# Meet Brother Tehuti Evans



## My Freemasonry (May 21, 2017)

Tehuti Evans


Brother Tehuti Evans is a member of Redemption Lodge No. 24 MWPHGLDC. He is currently Secretary (and Past Master) of the David A. McWilliams Sr. Research and Education Lodge and also Grand Historian and Archivist for the Grand Lodge and Secretary and Keeper of the Seal and Archives for Jonathan Davis Consistory No. 1, ASSR,S.J., PHA.

Evans studied at Howard University, Federal City College, the University of the District of Columbia and Brandeis University in Waltham, Massachusetts where he pursued his doctoral studies.

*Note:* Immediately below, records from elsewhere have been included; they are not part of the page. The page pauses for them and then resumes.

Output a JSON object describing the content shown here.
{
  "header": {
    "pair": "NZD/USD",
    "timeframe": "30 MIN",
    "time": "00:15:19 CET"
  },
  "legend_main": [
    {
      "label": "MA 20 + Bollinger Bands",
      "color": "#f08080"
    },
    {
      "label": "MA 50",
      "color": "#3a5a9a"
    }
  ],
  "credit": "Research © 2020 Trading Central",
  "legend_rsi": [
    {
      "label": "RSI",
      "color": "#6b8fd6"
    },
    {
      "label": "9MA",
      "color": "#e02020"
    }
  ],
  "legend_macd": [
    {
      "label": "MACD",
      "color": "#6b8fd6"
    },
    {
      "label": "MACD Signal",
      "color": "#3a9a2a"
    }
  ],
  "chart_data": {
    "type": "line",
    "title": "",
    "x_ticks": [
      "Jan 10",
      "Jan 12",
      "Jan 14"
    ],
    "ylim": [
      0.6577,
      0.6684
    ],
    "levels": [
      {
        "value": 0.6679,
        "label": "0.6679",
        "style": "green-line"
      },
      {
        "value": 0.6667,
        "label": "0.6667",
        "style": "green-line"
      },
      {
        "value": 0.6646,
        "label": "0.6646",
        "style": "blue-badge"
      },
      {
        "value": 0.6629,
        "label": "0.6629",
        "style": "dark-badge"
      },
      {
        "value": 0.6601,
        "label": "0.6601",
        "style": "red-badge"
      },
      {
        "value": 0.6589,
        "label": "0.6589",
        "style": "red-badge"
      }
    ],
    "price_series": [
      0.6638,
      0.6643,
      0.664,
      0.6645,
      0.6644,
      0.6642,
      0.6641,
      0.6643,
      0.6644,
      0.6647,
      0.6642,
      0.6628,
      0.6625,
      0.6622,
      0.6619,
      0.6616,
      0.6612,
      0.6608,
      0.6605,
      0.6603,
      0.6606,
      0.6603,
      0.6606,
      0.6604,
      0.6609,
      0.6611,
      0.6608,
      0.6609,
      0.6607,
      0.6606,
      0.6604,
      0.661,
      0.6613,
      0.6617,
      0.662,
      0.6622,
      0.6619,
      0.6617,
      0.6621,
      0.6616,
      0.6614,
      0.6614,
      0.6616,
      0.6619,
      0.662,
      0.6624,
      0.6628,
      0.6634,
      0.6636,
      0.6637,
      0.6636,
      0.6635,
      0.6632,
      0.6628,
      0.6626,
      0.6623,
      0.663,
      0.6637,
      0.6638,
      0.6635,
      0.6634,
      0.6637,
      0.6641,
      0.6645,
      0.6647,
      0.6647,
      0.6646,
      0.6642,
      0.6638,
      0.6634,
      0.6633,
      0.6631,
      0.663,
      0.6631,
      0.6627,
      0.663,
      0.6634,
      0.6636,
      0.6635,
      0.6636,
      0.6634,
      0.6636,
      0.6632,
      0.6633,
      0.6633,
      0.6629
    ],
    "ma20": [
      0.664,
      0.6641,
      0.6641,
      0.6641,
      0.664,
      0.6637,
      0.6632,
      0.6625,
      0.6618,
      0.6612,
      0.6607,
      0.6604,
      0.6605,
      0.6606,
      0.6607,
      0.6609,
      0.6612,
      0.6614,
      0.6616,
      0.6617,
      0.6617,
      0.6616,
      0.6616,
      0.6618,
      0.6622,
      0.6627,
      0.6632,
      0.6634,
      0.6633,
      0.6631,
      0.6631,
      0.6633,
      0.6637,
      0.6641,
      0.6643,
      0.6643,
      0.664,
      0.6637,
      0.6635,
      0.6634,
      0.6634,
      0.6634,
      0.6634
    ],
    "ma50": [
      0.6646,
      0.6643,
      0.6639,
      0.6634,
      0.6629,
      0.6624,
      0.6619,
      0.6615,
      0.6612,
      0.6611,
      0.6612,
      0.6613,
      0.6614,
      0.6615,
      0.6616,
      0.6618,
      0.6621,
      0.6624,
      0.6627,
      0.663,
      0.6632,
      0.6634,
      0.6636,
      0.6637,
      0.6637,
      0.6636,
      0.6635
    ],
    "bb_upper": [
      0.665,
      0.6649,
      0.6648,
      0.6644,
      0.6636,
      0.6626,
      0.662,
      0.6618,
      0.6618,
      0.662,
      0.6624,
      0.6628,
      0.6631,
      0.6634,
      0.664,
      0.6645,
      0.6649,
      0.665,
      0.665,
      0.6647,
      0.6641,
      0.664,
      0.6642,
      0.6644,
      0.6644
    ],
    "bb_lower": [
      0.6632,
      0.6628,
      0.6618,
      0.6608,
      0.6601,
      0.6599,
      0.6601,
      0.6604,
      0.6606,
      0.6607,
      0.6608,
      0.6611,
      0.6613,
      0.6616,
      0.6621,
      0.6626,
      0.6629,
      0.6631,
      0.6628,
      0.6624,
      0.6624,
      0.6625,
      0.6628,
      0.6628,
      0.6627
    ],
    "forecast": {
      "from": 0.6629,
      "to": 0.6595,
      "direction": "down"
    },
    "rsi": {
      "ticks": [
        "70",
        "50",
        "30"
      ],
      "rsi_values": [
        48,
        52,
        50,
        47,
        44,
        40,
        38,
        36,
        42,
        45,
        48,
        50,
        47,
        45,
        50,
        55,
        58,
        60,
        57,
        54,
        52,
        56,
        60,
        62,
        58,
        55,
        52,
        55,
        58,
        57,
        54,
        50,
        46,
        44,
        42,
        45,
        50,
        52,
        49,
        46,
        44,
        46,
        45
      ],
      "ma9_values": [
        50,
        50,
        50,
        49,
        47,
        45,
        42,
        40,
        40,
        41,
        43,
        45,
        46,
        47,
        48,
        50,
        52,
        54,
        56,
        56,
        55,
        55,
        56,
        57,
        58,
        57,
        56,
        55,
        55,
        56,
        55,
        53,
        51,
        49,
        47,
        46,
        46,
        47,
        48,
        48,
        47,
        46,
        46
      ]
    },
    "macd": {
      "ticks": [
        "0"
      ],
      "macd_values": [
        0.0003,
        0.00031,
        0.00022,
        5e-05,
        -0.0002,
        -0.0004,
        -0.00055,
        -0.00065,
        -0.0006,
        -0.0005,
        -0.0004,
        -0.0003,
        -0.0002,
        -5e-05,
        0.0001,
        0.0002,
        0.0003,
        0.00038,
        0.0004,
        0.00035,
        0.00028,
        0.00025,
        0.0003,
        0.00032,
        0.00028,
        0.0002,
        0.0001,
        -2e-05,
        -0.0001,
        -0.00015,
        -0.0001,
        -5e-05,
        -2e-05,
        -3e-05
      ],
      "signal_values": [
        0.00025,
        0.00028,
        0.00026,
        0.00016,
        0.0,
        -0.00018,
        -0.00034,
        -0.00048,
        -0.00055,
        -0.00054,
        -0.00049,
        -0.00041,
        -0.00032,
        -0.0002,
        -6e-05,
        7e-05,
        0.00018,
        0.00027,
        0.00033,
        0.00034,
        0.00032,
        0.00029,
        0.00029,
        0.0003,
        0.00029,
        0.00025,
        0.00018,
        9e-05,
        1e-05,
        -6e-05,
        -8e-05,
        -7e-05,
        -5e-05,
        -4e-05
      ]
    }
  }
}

Evans is a well traveled veteran of the Air Force where he was a military engineer and a decorated Vietnam War veteran.
















 








Continue reading...


----------



## Warrior1256 (May 22, 2017)

Sounds like a man that I would like to meet and talk to.


----------



## BullDozer Harrell (Jun 3, 2017)

Warrior1256 said:


> Sounds like a man that I would like to meet and talk to.


I couldn't agree more. We had the privilege of meeting earlier this year in St. Louis, MO during a National Convention. A very intelligent man with a nice personality.


----------